Os Gigantes também caem

Por Nuno España, Gestor

 

Teve uma infância típica de qualquer criança e ainda numa fase precoce, depois de uma vasta bateria de exames, foi diagnosticada com fibrose quística. Uma doença genética, que afeta geralmente os pulmões. Apesar dos progressos e com 60.000 doentes em todo o mundo, os prognósticos não são fantásticos e a esperança média de vida ronda os 40 anos.

Após a notícia, toda a família ficou em choque mas a Constança decidiu pôr a doença para trás das costas e proibiu que a sentença fosse partilhada com o mundo. A garra de viver veio ao de cima e decidiu criar as suas condições para viver de forma plena. Não sabia o que seria o futuro, mas sabia que não queria ser conotada com algo que a fragilizasse perante todos aqueles com quem vivia e convivia e, no fundo, faziam parte da realidade da sua vida.

A Constança cresceu, estudou e começou a trabalhar em tudo o que havia, porque o importante era fazer-se à vida. Infelizmente há dois anos, a doença cismou em pregar das suas e o estado de saúde da Constança piorou muito.
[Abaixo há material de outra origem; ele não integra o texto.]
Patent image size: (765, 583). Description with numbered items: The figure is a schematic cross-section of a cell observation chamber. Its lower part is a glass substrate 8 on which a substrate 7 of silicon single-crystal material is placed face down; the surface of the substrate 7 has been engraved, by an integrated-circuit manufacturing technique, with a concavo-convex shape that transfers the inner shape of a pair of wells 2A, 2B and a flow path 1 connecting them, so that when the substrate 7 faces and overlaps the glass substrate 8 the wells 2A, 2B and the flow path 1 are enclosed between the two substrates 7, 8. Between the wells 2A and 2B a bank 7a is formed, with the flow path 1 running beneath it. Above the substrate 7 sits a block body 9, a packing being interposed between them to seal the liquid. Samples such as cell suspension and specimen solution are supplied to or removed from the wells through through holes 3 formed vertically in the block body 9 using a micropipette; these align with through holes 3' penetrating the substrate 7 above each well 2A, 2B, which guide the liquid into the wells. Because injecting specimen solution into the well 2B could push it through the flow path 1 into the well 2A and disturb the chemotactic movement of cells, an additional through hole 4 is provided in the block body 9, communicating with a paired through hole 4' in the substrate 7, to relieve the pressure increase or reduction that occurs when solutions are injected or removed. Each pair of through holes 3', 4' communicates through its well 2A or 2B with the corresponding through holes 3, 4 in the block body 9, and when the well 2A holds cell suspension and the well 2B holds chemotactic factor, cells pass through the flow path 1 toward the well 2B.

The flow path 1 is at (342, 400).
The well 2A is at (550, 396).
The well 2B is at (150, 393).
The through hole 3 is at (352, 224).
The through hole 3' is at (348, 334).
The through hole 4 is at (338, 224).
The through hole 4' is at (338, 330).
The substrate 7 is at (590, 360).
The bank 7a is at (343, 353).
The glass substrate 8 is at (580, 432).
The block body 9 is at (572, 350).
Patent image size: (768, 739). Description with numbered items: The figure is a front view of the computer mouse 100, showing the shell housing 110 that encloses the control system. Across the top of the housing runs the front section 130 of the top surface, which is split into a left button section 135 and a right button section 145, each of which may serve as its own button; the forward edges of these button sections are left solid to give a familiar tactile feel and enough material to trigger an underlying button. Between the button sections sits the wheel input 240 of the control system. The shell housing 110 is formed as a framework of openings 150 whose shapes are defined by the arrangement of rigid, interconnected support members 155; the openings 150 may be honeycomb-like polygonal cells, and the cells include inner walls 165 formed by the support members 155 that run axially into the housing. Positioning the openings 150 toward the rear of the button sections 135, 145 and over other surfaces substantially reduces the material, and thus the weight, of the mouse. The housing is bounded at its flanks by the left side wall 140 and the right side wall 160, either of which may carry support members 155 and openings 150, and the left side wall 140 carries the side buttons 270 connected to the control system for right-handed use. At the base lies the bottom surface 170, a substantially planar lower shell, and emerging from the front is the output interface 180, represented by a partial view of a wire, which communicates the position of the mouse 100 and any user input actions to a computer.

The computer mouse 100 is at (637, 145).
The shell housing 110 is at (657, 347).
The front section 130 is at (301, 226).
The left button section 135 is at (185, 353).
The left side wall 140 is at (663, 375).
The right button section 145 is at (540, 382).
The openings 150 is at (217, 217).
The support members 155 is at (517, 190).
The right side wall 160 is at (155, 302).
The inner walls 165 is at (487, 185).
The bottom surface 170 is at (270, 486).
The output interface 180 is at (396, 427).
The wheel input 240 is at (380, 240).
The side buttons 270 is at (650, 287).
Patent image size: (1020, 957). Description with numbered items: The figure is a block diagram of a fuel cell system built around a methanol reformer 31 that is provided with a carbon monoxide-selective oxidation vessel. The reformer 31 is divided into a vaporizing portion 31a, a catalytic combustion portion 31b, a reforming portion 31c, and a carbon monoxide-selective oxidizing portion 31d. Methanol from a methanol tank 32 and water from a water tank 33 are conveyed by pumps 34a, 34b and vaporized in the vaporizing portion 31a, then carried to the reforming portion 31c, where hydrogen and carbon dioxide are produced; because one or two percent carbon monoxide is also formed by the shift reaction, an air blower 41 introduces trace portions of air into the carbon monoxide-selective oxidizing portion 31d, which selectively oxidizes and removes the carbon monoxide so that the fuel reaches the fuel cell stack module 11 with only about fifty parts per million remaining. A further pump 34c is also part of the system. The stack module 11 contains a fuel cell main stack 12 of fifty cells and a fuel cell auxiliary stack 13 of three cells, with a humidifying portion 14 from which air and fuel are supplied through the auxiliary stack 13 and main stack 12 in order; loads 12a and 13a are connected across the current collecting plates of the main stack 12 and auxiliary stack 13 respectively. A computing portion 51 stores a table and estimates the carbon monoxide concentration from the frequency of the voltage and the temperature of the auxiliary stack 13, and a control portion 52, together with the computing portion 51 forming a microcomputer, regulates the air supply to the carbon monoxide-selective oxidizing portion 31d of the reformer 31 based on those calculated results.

O antigo campeão do mundo de Ironman, Chris McCormack, considerava que os grandes desafios da vida se superam melhor quando cada um fosse capaz de “embrace the suck”. A Constança levou este conselho a sério e foi em busca de uma solução que passava por um medicamento extremamente caro e não comparticipado. Nesta altura, decide contar aos amigos, expor a situação ao mundo e partilhar a solução. Chamava-se simplesmente Kaftrio.

Numa fase em que não havia tempo a perder, lutou com tudo o que tinha. A Constança juntou-se ao mundo e o mundo juntou-se à Constança. Conseguiu angariar milhares de euros e, em paralelo, conseguiu o acesso ao medicamento para os próximos anos, por via do Infarmed.

A fragilidade da vida tornou-a ainda mais humana e forte. A saúde começou a melhorar a olhos vistos e decidiu passar a ajudar também aqueles que,  com a mesma doença, precisam da nova medicação.

Infelizmente e de forma inesperada, a doença voltou em força e apesar de todos os esforços da Constança e das equipas do hospital de Santa Maria que a acompanhavam, na semana passada, a Constança partiu, mostrando que os gigantes também caem.

A forma como a Constança lutou é emocionante e subtilmente convida todos a lutar da mesma forma, porque ninguém ganha uma batalha sozinho e de braços cruzados. Os exemplos inspiram e a luta de um rapidamente se tornou a de milhares de nós, que de alguma forma, lutamos ao seu lado.

É verdade que existirão sempre mais necessidades que recursos disponíveis, e na saúde isso é claro, apesar de difícil e, muitas vezes, complexo de entender. Mas a energia que se gerou e os benefícios científicos associados a esta medicação, levaram as entidades a torná-lo rapidamente e pelo menos para já, uma realidade para vários doentes que padecem desta mesma doença.

Da minha parte, curvo-me e continuarei a curvar-me perante a postura de pessoas como a Constança, que não tendo nada a ganhar, lutam como quem não tem nada a perder. Se eu tivesse de descrever o testemunho da Constança, escolheria grandeza mas também alguma inveja, pela forma como encarou a vida e como eu próprio gostaria de a encarar perante as adversidades, felizmente bem menores que esta que viveu.